The just-released Celeron systems we tested were Compaq Computer Corp.'s Deskpro EN and Hewlett-Packard Co.'s Vectra VE. The Deskpro EN was equipped with the 400MHz Celeron processor and costs $1,555 (£960) for the configuration we tested. The Vectra VE came with the 366MHz Celeron and tallied just $1,199 (£730) for the configuration we tested. (Both dollar figures are estimated street prices.)

For comparison, we tested a 400MHz Celeron and a 400MHz and 350MHz Pentium II in the Vectra VE. The 400MHz Celeron Vectra VE won't be available until later in the first quarter. At the start of testing, we expected the Pentium II to outperform the Celeron. On paper, it seems probable that the Pentium II's faster external bus (100MHz vs. 66MHz) and larger L2 cache (512KB vs. 128KB) would provide an edge in performance over the Celeron.
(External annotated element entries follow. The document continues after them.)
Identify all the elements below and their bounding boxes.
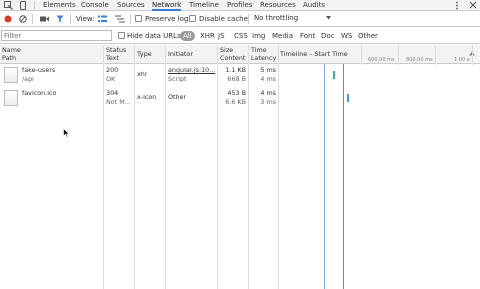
column-header-size[interactable]: Size Content xyxy=(220,46,245,62)
tab-divider xyxy=(34,1,35,10)
request-latency: 4 ms xyxy=(260,75,276,83)
network-toolbar: View: Preserve log Disable cache No thro… xyxy=(0,11,480,27)
timeline-grid-line xyxy=(472,45,473,65)
timeline-tick-label: 600.00 ms xyxy=(368,57,395,63)
preserve-log-checkbox[interactable] xyxy=(135,15,142,22)
toolbar-divider xyxy=(130,14,131,24)
toolbar-divider xyxy=(32,14,33,24)
disable-cache-label: Disable cache xyxy=(199,15,248,23)
capture-screenshots-icon[interactable] xyxy=(40,16,49,22)
chevron-down-icon xyxy=(326,16,331,20)
table-row[interactable]: favicon.ico 304 Not M... x-icon Other 45… xyxy=(0,88,480,111)
status-header-label: Status xyxy=(106,46,127,54)
tab-sources[interactable]: Sources xyxy=(117,0,145,11)
request-name: favicon.ico xyxy=(22,89,57,97)
size-header-label: Size xyxy=(220,46,234,54)
latency-header-label: Latency xyxy=(251,54,277,62)
timeline-tick-label: 1.00 s xyxy=(454,57,470,63)
request-size: 453 B xyxy=(227,89,246,97)
preserve-log-label: Preserve log xyxy=(145,15,189,23)
tab-console[interactable]: Console xyxy=(81,0,109,11)
filter-input[interactable] xyxy=(1,30,112,41)
throttling-value: No throttling xyxy=(254,14,299,22)
column-header-initiator[interactable]: Initiator xyxy=(168,50,193,58)
filter-type-css[interactable]: CSS xyxy=(234,31,248,41)
record-icon[interactable] xyxy=(4,15,12,23)
path-header-label: Path xyxy=(2,54,17,62)
tab-profiles[interactable]: Profiles xyxy=(227,0,252,11)
hide-data-urls-label: Hide data URLs xyxy=(127,32,181,40)
filter-type-doc[interactable]: Doc xyxy=(321,31,335,41)
filter-type-font[interactable]: Font xyxy=(300,31,315,41)
timeline-tick-label: 800.00 ms xyxy=(406,57,433,63)
devtools-tab-bar: Elements Console Sources Network Timelin… xyxy=(0,0,480,11)
disable-cache-checkbox[interactable] xyxy=(189,15,196,22)
column-header-name[interactable]: Name Path xyxy=(2,46,21,62)
waterfall-bar[interactable] xyxy=(347,94,349,102)
device-mode-icon[interactable] xyxy=(20,1,26,10)
filter-type-xhr[interactable]: XHR xyxy=(200,31,215,41)
initiator-link[interactable]: angular.js:10... xyxy=(168,66,216,75)
large-rows-icon[interactable] xyxy=(98,15,107,23)
tab-timeline[interactable]: Timeline xyxy=(189,0,219,11)
filter-type-all[interactable]: All xyxy=(180,31,195,41)
request-time: 4 ms xyxy=(260,89,276,97)
time-header-label: Time xyxy=(251,46,267,54)
filter-type-ws[interactable]: WS xyxy=(341,31,352,41)
toolbar-divider xyxy=(248,14,249,24)
view-label: View: xyxy=(76,15,95,23)
timeline-grid-line xyxy=(361,45,362,65)
initiator-type: Other xyxy=(168,93,187,101)
name-header-label: Name xyxy=(2,46,21,54)
filter-type-img[interactable]: Img xyxy=(252,31,265,41)
overview-icon[interactable] xyxy=(115,15,125,23)
inspect-element-icon[interactable] xyxy=(4,1,13,10)
filter-bar: Hide data URLs All XHR JS CSS Img Media … xyxy=(0,28,480,44)
tab-audits[interactable]: Audits xyxy=(303,0,325,11)
request-status-text: OK xyxy=(106,75,116,83)
column-header-status[interactable]: Status Text xyxy=(106,46,126,62)
request-path: /api xyxy=(22,75,34,83)
toolbar-divider xyxy=(70,14,71,24)
throttling-select[interactable]: No throttling xyxy=(254,13,332,24)
column-header-type[interactable]: Type xyxy=(137,50,152,58)
timeline-grid-line xyxy=(398,45,399,65)
tab-resources[interactable]: Resources xyxy=(260,0,296,11)
filter-funnel-icon[interactable] xyxy=(56,15,64,23)
request-size: 1.1 KB xyxy=(225,66,246,74)
filter-type-media[interactable]: Media xyxy=(272,31,293,41)
more-options-icon[interactable] xyxy=(455,1,459,10)
waterfall-bar[interactable] xyxy=(333,71,335,79)
request-type: xhr xyxy=(137,70,148,78)
request-status: 304 xyxy=(106,89,119,97)
request-content-size: 6.6 KB xyxy=(225,98,246,106)
request-status-text: Not M... xyxy=(106,98,131,106)
tab-elements[interactable]: Elements xyxy=(43,0,76,11)
timeline-grid-line xyxy=(435,45,436,65)
clear-icon[interactable] xyxy=(19,15,27,23)
request-status: 200 xyxy=(106,66,119,74)
request-name: fake-users xyxy=(22,66,56,74)
column-header-time[interactable]: Time Latency xyxy=(251,46,276,62)
hide-data-urls-checkbox[interactable] xyxy=(118,32,125,39)
filter-type-js[interactable]: JS xyxy=(218,31,225,41)
mouse-cursor-icon xyxy=(63,128,70,138)
table-row[interactable]: fake-users /api 200 OK xhr angular.js:10… xyxy=(0,65,480,88)
text-header-label: Text xyxy=(106,54,119,62)
tab-network[interactable]: Network xyxy=(152,0,182,11)
file-icon xyxy=(4,67,18,83)
request-latency: 3 ms xyxy=(260,98,276,106)
content-header-label: Content xyxy=(220,54,246,62)
initiator-type: Script xyxy=(168,75,187,83)
filter-type-other[interactable]: Other xyxy=(358,31,378,41)
file-icon xyxy=(4,90,18,106)
request-time: 5 ms xyxy=(260,66,276,74)
column-header-timeline[interactable]: Timeline – Start Time xyxy=(280,50,348,58)
close-devtools-icon[interactable] xyxy=(469,1,477,9)
request-type: x-icon xyxy=(137,93,157,101)
request-content-size: 668 B xyxy=(227,75,246,83)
Guess again: Benchmark results showed otherwise.

Part of the Celeron's great performance comes from the fact that its L2 cache runs at the processor's clock speed. The Pentium II's L2 cache runs at half the processor's clock speed. On both the business application-based Winstone 99 and the high-end application-based Winstone 99 benchmark, the Celeron proved capable of taking the Pentium II head on: No significant performance difference was observed between the two processors. Of the two Celeron-based systems, the Deskpro EN was slightly faster than the Vectra VE.
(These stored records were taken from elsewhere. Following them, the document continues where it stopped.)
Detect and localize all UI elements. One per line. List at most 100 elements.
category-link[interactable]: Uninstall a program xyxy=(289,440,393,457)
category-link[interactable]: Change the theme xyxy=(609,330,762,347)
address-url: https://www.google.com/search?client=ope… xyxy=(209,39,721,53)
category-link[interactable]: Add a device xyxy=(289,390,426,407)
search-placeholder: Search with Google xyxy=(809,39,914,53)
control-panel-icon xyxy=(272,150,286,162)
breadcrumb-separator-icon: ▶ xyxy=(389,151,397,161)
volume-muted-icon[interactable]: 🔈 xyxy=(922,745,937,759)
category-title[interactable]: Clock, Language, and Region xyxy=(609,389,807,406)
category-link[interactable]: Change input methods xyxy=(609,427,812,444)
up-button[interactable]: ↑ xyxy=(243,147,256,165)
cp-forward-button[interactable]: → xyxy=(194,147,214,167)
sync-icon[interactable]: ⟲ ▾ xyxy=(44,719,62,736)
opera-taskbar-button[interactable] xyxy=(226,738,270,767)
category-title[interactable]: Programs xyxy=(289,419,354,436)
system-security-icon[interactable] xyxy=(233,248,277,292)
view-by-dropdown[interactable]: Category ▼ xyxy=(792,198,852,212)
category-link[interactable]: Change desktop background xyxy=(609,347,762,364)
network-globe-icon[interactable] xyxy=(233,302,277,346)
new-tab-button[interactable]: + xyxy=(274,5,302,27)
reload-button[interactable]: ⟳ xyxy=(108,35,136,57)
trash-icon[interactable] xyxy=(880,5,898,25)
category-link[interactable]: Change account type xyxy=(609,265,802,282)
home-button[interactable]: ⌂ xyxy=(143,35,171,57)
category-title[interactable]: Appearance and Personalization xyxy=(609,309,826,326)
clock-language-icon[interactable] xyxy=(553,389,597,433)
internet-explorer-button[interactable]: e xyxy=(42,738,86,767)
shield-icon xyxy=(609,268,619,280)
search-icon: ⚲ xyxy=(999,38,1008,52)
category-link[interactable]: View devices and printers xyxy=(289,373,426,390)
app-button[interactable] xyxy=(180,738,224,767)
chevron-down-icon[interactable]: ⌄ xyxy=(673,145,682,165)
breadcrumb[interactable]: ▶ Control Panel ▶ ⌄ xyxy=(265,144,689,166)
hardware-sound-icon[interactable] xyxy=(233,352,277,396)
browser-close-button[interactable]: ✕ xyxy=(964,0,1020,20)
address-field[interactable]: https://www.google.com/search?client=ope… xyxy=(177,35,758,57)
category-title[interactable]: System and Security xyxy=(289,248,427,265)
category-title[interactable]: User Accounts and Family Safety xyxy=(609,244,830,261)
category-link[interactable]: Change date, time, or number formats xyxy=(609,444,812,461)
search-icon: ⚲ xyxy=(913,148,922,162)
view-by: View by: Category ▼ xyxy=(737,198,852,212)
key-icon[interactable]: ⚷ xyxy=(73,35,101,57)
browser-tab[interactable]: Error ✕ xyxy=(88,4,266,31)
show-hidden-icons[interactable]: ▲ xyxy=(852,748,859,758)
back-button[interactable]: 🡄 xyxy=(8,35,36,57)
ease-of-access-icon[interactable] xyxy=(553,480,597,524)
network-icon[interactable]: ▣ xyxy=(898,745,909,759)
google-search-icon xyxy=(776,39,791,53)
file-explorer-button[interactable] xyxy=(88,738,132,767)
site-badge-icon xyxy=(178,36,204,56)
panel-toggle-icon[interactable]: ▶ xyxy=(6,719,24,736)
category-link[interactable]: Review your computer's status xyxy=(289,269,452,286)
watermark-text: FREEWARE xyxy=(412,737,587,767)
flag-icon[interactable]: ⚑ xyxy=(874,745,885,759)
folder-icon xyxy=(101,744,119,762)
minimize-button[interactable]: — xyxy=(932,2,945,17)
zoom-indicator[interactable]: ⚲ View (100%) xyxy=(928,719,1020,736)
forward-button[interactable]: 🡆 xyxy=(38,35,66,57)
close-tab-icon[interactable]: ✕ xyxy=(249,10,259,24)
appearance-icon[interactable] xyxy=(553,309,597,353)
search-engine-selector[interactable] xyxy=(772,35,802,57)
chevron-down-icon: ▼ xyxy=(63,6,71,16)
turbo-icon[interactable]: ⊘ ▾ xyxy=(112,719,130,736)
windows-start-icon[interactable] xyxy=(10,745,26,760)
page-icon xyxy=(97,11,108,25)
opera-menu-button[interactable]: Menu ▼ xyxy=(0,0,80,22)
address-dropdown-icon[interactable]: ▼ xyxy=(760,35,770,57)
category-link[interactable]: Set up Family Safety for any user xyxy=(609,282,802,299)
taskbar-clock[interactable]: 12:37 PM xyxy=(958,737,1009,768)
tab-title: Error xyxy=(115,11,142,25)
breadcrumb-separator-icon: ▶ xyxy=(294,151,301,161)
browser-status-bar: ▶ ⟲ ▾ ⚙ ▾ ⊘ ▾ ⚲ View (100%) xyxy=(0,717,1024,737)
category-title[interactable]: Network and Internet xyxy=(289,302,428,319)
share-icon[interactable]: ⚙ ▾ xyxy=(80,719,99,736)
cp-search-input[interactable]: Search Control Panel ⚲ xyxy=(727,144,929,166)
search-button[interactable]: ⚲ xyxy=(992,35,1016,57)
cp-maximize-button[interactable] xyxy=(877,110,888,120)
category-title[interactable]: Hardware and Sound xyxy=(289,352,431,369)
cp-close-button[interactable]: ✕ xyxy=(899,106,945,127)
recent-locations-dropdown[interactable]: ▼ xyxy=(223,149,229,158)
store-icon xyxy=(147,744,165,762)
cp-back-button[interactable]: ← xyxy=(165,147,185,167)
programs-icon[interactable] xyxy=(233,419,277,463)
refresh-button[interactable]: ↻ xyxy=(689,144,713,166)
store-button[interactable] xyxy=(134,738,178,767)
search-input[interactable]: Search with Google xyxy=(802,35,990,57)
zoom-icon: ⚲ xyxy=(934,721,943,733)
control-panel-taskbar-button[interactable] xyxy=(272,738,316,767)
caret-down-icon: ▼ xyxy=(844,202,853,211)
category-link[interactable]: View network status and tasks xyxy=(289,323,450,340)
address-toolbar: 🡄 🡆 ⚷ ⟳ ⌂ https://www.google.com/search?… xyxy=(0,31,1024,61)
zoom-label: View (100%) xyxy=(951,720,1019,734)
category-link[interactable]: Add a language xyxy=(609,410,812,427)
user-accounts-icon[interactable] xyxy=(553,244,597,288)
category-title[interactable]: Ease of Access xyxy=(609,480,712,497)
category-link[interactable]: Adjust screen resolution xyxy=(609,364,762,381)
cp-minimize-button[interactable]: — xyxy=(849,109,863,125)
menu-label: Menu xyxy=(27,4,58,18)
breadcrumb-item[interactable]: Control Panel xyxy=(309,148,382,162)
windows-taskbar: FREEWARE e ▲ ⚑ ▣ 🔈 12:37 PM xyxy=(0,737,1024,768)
These benchmark results contradict Intel's claim that the Pentium II is the clear performance leader. Both chips offer equal levels of performance when running common desktop applications.

What do these chips mean for business buyers? In the case of the Celeron-powered PCs we tested, they mean great performance at an exceptional price.

Unlike the performance of the Celeron chips inside, neither the Deskpro EN nor the Vectra VE has any real surprises. Both have been on the market for a while and offer the typical items designed to entice corporate buyers: support for DMI (Desktop Management Interface) 2.0, Wake on LAN, remote management, early failure detection, easy-to-service designs and expandability.

The Deskpro EN and Vectra VE have switched motherboards, which make it possible to use either the 66MHz-bus-speed Celeron or the 100MHz-bus-speed Pentium II. Setting a few dip switches is all it takes to swap chips. Standardising on one motherboard has the potential to lower service support costs by reducing the number of components.

The Deskpro EN is the hands-down winner in terms of serviceability. Without touching a single screw, we removed the case, the floppy drive, the CD-ROM drive, the hard disk drive and the motherboard. Plastic tabs and levers are used throughout, and the payoff is a system that is simply a delight to disassemble (and reassemble). The Vectra VE's design is better than average and includes tabs for removing the hard and floppy drives, but it falls short of the Deskpro EN's design.

Users considering expansion will find that both systems fill the bill. The minitower Vectra VE has five PCI slots, one shared PCI/ISA slot and one dedicated ISA slot. The Deskpro EN desktop model has two PCI slots and two shared PCI/ISA slots.